By Danielle Kinsey and Laila Parsons
In 2014, Professor Parsons, a specialist in the history of the twentieth-century Middle East at McGill University, was the recipient of the Noel H. Fieldhouse Award for Distinguished Teaching and in 2017 she was awarded a Principal’s Prize for Excellence in Teaching.
Professor Parsons teaches courses on the history of Arab-Israeli conflict, modern Egypt, anti-colonial rebellions in the modern Middle East and North Africa, and women, gender, and sexuality in the modern Middle East.
How has your own work on the modern Middle East informed the way you teach?
I am a political historian of Palestine, with a particular focus on 1918-1948, the period of the British occupation. I work with primary sources in Arabic in an attempt to get away from the dominance of the colonial archive (British and Israeli) for understanding political change in that period. When you immerse yourself in the Arabic sources, colonial actors inevitably become more distant as characters in the narrative. Conversely, relying on Arabic sources leads you to draw the Palestinian and/or Arab side in a more subtle and complex way, so that you bring to life the human details of Palestinian politics during the period of British occupation. I try to integrate this method into my teaching, by assigning primary sources translated from Arabic and making sure they are the bulk of the readings in my courses. For example, I teach a large lecture course at McGill called “The History of Modern Egypt.” Rather than plodding through a chronology and using a textbook, I devote each week to a leading Egyptian intellectual, and I require the students to read the writings of that person before coming to lecture. My lectures then provide the context for the readings and help the students tease out their meaning. At first this can be challenging for some students, who come to class with no background in Egyptian history, but over the course of a few weeks they gradually understand that while they may not be getting a comprehensive understanding of the Egyptian past they are getting deep insights into how certain Egyptians, at a given moment, lived through a number of key transitions.
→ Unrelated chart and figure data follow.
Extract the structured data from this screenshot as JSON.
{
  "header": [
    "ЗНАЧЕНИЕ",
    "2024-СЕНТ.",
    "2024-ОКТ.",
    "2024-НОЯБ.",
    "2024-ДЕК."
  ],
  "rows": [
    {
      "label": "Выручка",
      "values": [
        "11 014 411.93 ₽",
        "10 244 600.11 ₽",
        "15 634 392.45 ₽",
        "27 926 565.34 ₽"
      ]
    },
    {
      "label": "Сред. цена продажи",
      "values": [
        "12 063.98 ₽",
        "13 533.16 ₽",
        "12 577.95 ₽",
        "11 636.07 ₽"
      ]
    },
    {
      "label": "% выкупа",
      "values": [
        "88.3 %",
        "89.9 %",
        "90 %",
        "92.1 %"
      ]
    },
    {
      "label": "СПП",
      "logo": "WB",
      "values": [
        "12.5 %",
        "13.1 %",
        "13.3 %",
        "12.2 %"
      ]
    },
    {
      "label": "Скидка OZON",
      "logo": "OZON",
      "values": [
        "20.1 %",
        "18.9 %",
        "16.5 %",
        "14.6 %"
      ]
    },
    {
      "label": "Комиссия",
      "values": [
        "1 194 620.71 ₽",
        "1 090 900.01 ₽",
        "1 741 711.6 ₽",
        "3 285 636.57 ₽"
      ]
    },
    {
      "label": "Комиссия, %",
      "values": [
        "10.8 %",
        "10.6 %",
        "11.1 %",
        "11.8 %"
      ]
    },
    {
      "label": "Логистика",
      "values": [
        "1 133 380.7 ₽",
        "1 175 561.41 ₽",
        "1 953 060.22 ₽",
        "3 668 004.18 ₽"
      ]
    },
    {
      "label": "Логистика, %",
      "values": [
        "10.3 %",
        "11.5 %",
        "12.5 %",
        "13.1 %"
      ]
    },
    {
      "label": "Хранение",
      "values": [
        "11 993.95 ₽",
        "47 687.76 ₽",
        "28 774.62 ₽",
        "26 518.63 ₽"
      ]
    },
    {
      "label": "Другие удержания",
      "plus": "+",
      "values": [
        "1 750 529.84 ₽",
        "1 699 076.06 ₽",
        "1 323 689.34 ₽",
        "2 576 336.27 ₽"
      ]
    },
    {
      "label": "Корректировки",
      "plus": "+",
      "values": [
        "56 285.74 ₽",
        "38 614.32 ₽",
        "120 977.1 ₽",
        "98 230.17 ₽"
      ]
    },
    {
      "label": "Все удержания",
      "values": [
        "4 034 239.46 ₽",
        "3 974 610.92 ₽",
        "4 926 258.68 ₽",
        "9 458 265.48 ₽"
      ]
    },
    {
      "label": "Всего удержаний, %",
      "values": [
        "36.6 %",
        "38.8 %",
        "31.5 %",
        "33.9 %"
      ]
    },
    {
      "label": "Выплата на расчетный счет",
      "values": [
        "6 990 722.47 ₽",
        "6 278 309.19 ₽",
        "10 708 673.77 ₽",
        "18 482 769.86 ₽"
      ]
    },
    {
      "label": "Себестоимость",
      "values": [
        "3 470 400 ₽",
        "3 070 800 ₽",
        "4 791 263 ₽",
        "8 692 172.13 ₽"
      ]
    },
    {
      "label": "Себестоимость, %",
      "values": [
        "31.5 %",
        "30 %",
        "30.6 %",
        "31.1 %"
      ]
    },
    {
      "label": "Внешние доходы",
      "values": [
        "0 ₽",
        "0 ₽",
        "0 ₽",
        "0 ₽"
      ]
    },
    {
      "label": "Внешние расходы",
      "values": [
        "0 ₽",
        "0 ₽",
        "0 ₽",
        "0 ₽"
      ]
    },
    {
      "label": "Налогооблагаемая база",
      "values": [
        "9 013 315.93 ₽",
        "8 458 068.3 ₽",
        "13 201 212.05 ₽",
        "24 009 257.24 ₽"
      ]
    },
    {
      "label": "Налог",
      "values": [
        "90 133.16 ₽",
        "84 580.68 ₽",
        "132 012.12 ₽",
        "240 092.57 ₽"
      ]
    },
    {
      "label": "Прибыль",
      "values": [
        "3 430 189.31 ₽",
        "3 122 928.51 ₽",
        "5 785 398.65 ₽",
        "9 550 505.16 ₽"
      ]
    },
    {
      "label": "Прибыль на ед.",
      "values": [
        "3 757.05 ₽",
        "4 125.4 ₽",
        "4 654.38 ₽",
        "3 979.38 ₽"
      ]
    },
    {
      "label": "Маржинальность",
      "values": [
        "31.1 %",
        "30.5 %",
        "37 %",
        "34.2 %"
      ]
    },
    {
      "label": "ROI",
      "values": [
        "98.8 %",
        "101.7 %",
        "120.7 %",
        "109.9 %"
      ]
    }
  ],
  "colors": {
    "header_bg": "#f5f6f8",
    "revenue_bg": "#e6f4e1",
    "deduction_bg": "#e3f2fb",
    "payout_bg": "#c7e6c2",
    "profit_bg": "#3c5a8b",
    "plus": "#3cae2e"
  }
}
What needs to be done at the level of teaching and learning to foster more engagement with history in universities and more broadly?
Students often come to the university classroom with a sense that history is boring and conservative. This could be the product of how history is taught in many schools, where students are required to memorize facts from textbooks. I think it is important to show the students who are willing to take a history course at the university level, that history is an exciting discipline with a lot at stake, politically as well as intellectually. From the outset, students should be exposed to central historiographical debates and controversial primary sources, so that they can sink their teeth into the complex task of representing the past, while remaining mindful of the importance of historical representation for the present. The older I get, the more doubtful I am of the benefits of broad undergraduate survey courses, which can leave them feeling that they have just flitted across the surface of events and places without being given the space to really grapple with anything in depth. Would it be such a terrible thing to replace these broad surveys with more focused themes? Why not teach a large first-year undergraduate lecture course on the Egyptian Revolution of 2011? Or on the 1948 War for Palestine?
Do you have a favourite website you want to recommend for folks interested in teaching and learning history?
For Palestinian history there are two excellent websites that give students direct access to primary sources and the contexts from which those sources emerged. One is Palestinian Journeys, https://www.paljourneys.org/en, a joint project of the Palestine Museum and the Institute for Palestine Studies. So if you are teaching the Palestinian revolt against British rule in 1936, this website provides key primary sources in translation, such as a Palestinian petition presented to the British High Commissioner signed by hundreds of Palestinian officials working for the British government, and a famous nationalist poem written by a rebel leader in the countryside. For the later period in Palestinian politics, the website The Palestine Revolution http://learnpalestine.politics.ox.ac.uk/ focuses on Palestinian resistance politics from 1948-1982. This website contains video interviews with dozens of members of the PLO, revolutionary songs, articles from Palestinian magazines published in Beirut in the 1970s, and so on. These sources are carefully presented by a team of historians with the training and knowledge to understand their immediate context. The Palestinian Revolution is also a bilingual Arabic/English online learning resource. This means that students who read Arabic can access these fascinating primary sources in the original, while students who do not read Arabic also have access to them in translation. One of my greatest pleasures as a teacher is listening while Arabic-speaking students in my classes explain to their peers — who have only been able to read the English or French translation — subtle shades of meaning or usage in the text that we are all discussing.